TALLAHASSEE, Fla. — Florida’s top Republican leaders say they are willing to change state law to smooth the way for Gov. Ron DeSantis to run for president in 2024.
Both House Speaker Paul Renner (R-Palm Coast) and Senate President Kathleen Passidomo (R-Naples), both of whom were sworn into their new posts on Tuesday, agreed it would be a “good idea” to make it clear that DeSantis would not have to resign if he wound up becoming the GOP nominee.
DeSantis was reelected to a second four-year term earlier this month after he defeated his Democratic rival by roughly 20 points.
“If an individual who is Florida governor is running for president, I think he should be allowed to do it,” Passidomo told reporters. “I really do. That’s a big honor and a privilege, so it is a good idea.”
While DeSantis has not yet said he will definitely run in 2024, he has emerged as a top potential contender for the job. Some are pressing him to run even though former President Donald Trump has already announced his third bid for the White House. Recent polls have shown support for DeSantis is rising among Republican voters.
Florida law requires anyone running for a new office to put in an irrevocable letter of resignation ahead of qualifying if the terms of the two offices overlap. The law was changed in 2008 to open the door for then-Gov. Charlie Crist to seek the vice presidency, but legislators reversed course four years ago and put back in a place a requirement that someone seeking federal office would have to resign ahead of the actual election.
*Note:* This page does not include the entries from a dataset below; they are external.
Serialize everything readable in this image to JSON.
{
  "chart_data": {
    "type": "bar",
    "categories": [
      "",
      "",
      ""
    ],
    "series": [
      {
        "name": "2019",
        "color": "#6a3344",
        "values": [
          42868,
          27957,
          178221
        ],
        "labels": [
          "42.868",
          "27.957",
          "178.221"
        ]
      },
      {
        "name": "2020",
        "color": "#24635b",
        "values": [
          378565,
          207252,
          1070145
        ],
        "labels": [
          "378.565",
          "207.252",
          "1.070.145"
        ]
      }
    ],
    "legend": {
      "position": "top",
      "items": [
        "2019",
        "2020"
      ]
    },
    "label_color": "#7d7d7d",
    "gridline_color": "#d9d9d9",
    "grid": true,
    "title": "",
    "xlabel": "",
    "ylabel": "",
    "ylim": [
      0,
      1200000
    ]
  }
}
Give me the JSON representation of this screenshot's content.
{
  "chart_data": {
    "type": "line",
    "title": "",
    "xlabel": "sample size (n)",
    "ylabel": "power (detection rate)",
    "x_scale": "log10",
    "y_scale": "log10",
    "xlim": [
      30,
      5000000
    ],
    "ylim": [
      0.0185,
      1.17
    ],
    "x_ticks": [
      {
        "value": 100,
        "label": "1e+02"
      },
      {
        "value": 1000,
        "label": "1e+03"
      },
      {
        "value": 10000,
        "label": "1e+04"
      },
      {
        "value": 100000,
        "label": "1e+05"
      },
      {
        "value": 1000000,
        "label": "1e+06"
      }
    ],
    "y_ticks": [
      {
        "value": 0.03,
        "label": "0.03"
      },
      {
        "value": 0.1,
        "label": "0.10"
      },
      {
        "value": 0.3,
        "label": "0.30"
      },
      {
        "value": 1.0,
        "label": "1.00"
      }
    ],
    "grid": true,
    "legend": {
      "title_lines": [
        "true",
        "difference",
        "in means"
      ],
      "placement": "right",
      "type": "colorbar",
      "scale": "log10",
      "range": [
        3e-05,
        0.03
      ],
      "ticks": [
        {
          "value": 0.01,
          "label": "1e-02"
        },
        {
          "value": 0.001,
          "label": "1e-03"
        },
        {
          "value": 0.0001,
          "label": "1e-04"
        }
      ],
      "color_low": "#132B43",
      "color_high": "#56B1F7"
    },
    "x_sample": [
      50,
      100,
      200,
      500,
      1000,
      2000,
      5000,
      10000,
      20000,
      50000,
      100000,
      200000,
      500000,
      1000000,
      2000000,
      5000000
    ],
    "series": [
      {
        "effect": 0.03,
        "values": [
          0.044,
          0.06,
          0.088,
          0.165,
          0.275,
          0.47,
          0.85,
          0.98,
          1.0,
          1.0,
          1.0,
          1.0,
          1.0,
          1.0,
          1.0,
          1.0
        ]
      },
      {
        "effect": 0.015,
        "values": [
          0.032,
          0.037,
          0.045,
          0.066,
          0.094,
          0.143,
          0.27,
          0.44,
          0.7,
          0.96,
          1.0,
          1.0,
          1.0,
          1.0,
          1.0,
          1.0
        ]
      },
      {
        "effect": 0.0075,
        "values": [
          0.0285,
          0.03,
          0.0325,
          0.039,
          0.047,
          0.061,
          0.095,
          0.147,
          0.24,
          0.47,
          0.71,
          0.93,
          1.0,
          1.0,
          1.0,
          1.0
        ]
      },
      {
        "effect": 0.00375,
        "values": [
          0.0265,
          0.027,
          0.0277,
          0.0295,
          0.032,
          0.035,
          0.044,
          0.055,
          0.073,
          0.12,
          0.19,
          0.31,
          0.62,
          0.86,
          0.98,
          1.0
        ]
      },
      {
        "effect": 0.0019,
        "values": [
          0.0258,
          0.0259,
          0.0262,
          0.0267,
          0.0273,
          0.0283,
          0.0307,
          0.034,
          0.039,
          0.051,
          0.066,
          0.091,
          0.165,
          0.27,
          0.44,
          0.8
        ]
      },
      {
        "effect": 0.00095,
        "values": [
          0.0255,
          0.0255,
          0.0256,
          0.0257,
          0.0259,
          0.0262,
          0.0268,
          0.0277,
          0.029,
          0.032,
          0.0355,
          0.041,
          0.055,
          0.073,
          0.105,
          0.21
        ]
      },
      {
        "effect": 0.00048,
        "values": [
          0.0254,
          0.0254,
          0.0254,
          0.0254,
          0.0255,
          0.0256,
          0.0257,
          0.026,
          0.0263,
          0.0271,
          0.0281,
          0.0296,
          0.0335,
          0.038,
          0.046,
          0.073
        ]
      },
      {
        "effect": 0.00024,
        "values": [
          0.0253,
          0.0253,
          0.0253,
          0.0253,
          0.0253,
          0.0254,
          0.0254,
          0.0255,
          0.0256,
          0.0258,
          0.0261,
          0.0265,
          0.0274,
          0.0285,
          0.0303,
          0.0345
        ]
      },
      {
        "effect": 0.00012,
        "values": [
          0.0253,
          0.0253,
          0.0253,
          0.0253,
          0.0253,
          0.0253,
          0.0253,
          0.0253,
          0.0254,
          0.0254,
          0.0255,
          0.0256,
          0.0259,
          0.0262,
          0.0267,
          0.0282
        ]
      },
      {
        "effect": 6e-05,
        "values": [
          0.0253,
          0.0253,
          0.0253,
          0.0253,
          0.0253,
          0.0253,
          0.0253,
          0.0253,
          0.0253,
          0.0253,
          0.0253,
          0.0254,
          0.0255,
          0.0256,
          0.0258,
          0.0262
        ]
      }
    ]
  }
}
The 2008 law did include a carve-out for someone whose term is about to end, but that would not apply to DeSantis. The carve-out allowed then-Gov. Rick Scott, who defeated incumbent Sen. Bill Nelson that year, to remain in office until the day DeSantis was inaugurated.
Renner said that proved state legislators had been “inconsistent” about the state’s resign-to-run law, and that was one reason he was open to changing it again.
POLITICO reported earlier this month that those close to DeSantis say he has not madea final decision about running for president, but that if he does, he would likely wait until after the 2023 session that starts in March.
That would also be the time the Florida Legislature, which now has a GOP supermajority in both chambers, would consider changes to state election law. Florida legislators routinely pass election law changes in non-election years.
DeSantis has brushed aside talk of a possible presidential run, including a potential confrontation with Trump, telling people to “chill out.” It was Trump’s endorsement that catapulted DeSantis ahead of then-Agriculture Commissioner Adam Putnam in the 2018 Republican primary.
Trump recently attacked DeSantis for playing games by not announcing his presidential ambitions.
“He says, ‘I’m only focused on the governor’s race, I’m not looking into the future.’ Well, in terms of loyalty and class, that’s really not the right answer,” Trump said in a Nov. 10 statement and in a post on his social media platform Truth social.
A Trump-DeSantis confrontation would likely split many Florida Republicans, with some, such as Rep. Matt Gaetz who was part of DeSantis’s 2018 transition team, backing Trump.
Asked Tuesday to choose between Trump or DeSantis, a smiling Passidomo said, “What?” Asked a second time, “Trump or DeSantis,” she again said, “what?” and then returned to her office.